Espagne : Une ‘taxe Google’ menace les agrégateurs d'actualités

El ministro de Cultura con el presidente y el director general de AEDE. Foto de eldiario.es, con licencia CC BY SA 3.0

Le ministre de la Culture avec le président et le directeur général d'AEDE. Photo de eldiario.es, licence CC BY SA 3.0

Le conseil des ministres espagnols du 14 février a approuvé la présentation au parlement du projet de Loi de Propriété Intellectuelle, LPI, qui prétend combattre la piraterie sur Internet, en limitant également l'usage des liens externes et de citations par l'imposition d'une “taxe google” aux sites qui les publient.

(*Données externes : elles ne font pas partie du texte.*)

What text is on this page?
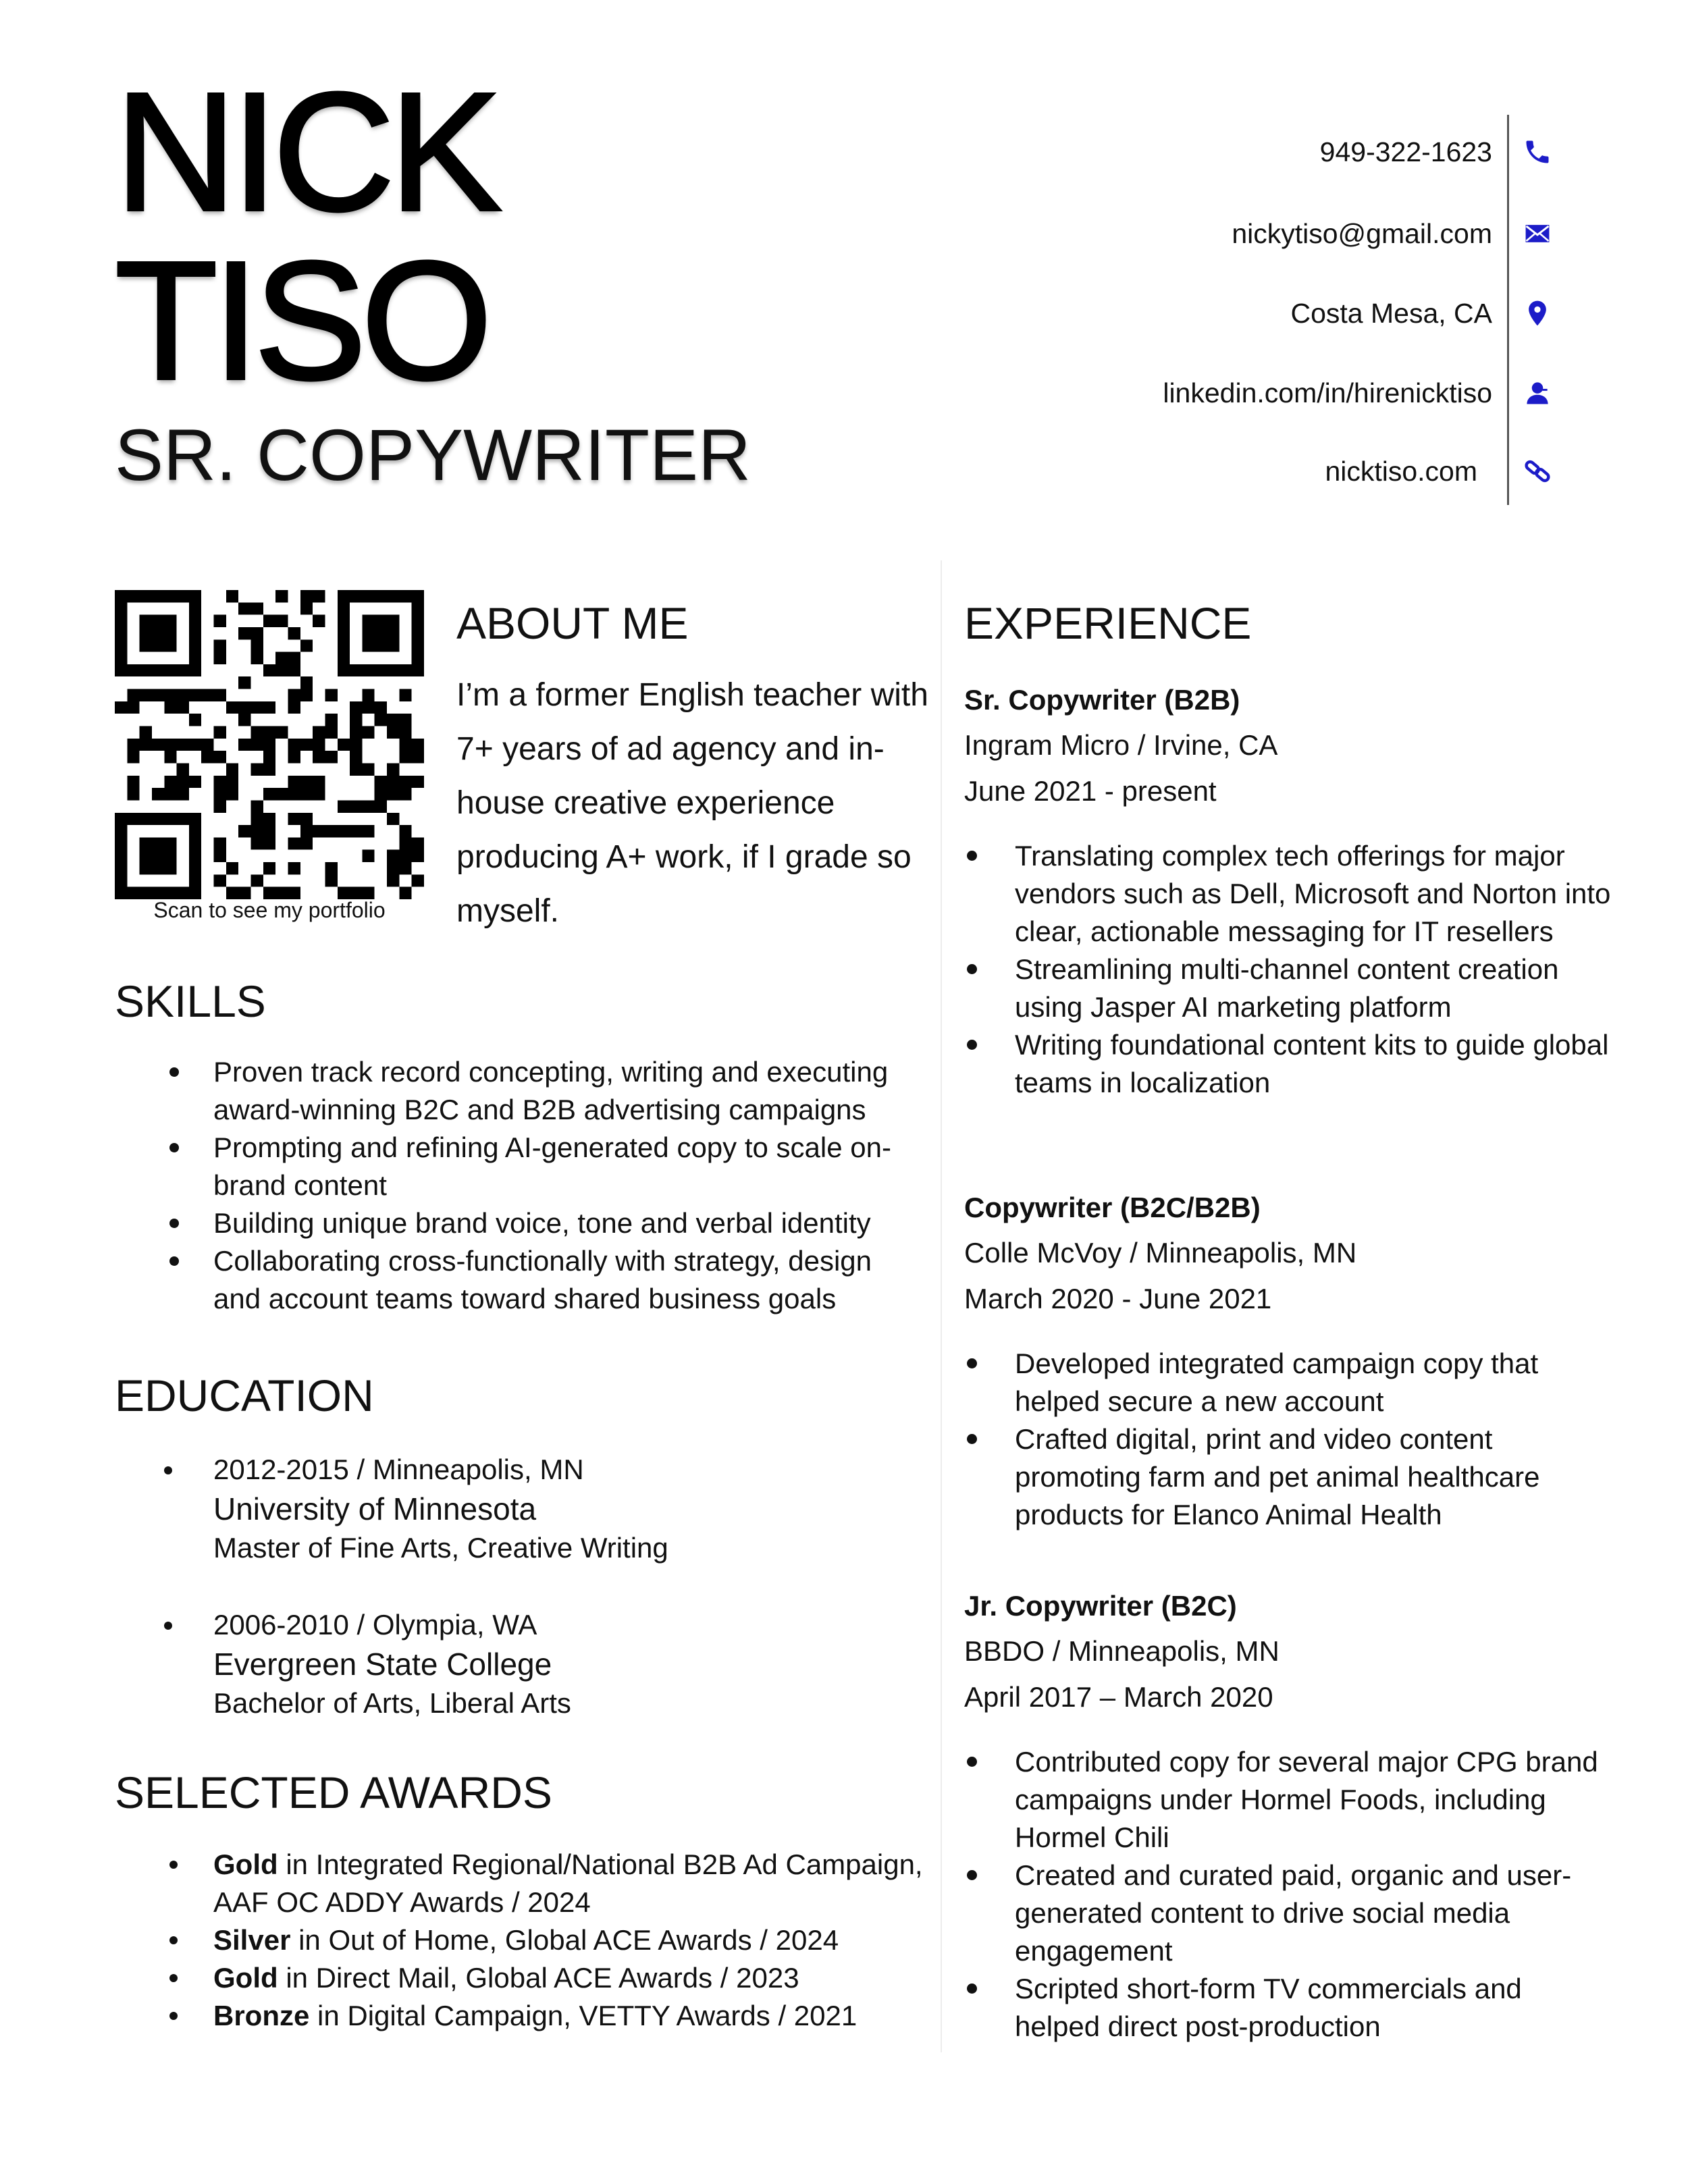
NICK
TISO
SR. COPYWRITER
949-322-1623
nickytiso@gmail.com
Costa Mesa, CA
linkedin.com/in/hirenicktiso
nicktiso.com
Scan to see my portfolio
ABOUT ME

I’m a former English teacher with 7+ years of ad agency and in-house creative experience producing A+ work, if I grade so myself.

SKILLS
Proven track record concepting, writing and executing award-winning B2C and B2B advertising campaigns
Prompting and refining AI-generated copy to scale on-brand content
Building unique brand voice, tone and verbal identity
Collaborating cross-functionally with strategy, design and account teams toward shared business goals
EDUCATION
2012-2015 / Minneapolis, MN
University of Minnesota
Master of Fine Arts, Creative Writing
2006-2010 / Olympia, WA
Evergreen State College
Bachelor of Arts, Liberal Arts
SELECTED AWARDS
Gold in Integrated Regional/National B2B Ad Campaign, AAF OC ADDY Awards / 2024
Silver in Out of Home, Global ACE Awards / 2024
Gold in Direct Mail, Global ACE Awards / 2023
Bronze in Digital Campaign, VETTY Awards / 2021
EXPERIENCE

Sr. Copywriter (B2B)

Ingram Micro / Irvine, CA

June 2021 - present

Translating complex tech offerings for major vendors such as Dell, Microsoft and Norton into clear, actionable messaging for IT resellers
Streamlining multi-channel content creation using Jasper AI marketing platform
Writing foundational content kits to guide global teams in localization

Copywriter (B2C/B2B)

Colle McVoy / Minneapolis, MN

March 2020 - June 2021

Developed integrated campaign copy that helped secure a new account
Crafted digital, print and video content promoting farm and pet animal healthcare products for Elanco Animal Health

Jr. Copywriter (B2C)

BBDO / Minneapolis, MN

April 2017 – March 2020

Contributed copy for several major CPG brand campaigns under Hormel Foods, including Hormel Chili
Created and curated paid, organic and user-generated content to drive social media engagement
Scripted short-form TV commercials and helped direct post-production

La nouvelle LPI modifie l'article 32.2 de la loi actuelle, en instituant l'obligation de payer une “compensation” aux moyens de communication pour utiliser des extraits de leurs contenus. Comme l'écrit 20minutos.es:

Le projet approuvé ce vendredi autorise “l'usage d'extraits non significatifs” d'informations, articles d'opinion ou de contenus de divertissement sans autorisation des titulaires de droits mais concède aux auteurs “un droit inaliénable” de compensation.

Cette mesure affectera en principe les agrégateurs d'actualités Google News, Menéame ou Flipboard. La taxe sera collectée par CEDRO, une entité de gestion de droits d'auteur dont les principaux membres sont les groupes de médias espagnols les plus importants, comme Prisa, Zeta ou Planeta, qui repartira les fonds de manière équitable. Selon David Maeztu, sur son blog Del derecho y las normas (du droit et des normes), cette disposition s'appliquerait :

(…) non seulement aux contenus mis sur les sites les médias “traditionnels” (presse, radio, télévision) mais sur n'importe quel “site internet à actualisation périodique”.

Cela inclura n'importe quel blog, magazine électronique, etc., qui s'actualise avec de nouveaux contenus. (…) Ainsi, chaque blogueur aura le droit de faire payer les sites qui le citent.

Et c'est un droit inaliénable, (…) même si on utilise une licence Creative Commons, le site qui nous republie devra également payer à l'entité de gestion en notre nom. (…) même si nous ne sommes pas pas associés au site qui nous cite, et logiquement,  n'étant pas partenaire, on te payera rien et la taxe sera repartie entre  les partenaires.

Les représentants des grands groupes de communication se sont montrés très satisfaits de la mesure, qu'ils voient comme une juste compensation de la perte de lecteurs et de revenus dont ils souffrent ces dernières années. Dans un communiqué de presse, le président de l'AEDE –association qui réunit les principaux médias du pays, les mêmes qui composent l'entité gestionnaire CEDRO–, dit :

La modification de la Loi de la Propriété Intellectuelle, qui comprend un droit de compensation face aux agrégateurs, est le pas le plus important fait par un gouvernement pour la protection de la presse. Je suis sûr que c'est la voie que va suivre le reste des pays d'Europe.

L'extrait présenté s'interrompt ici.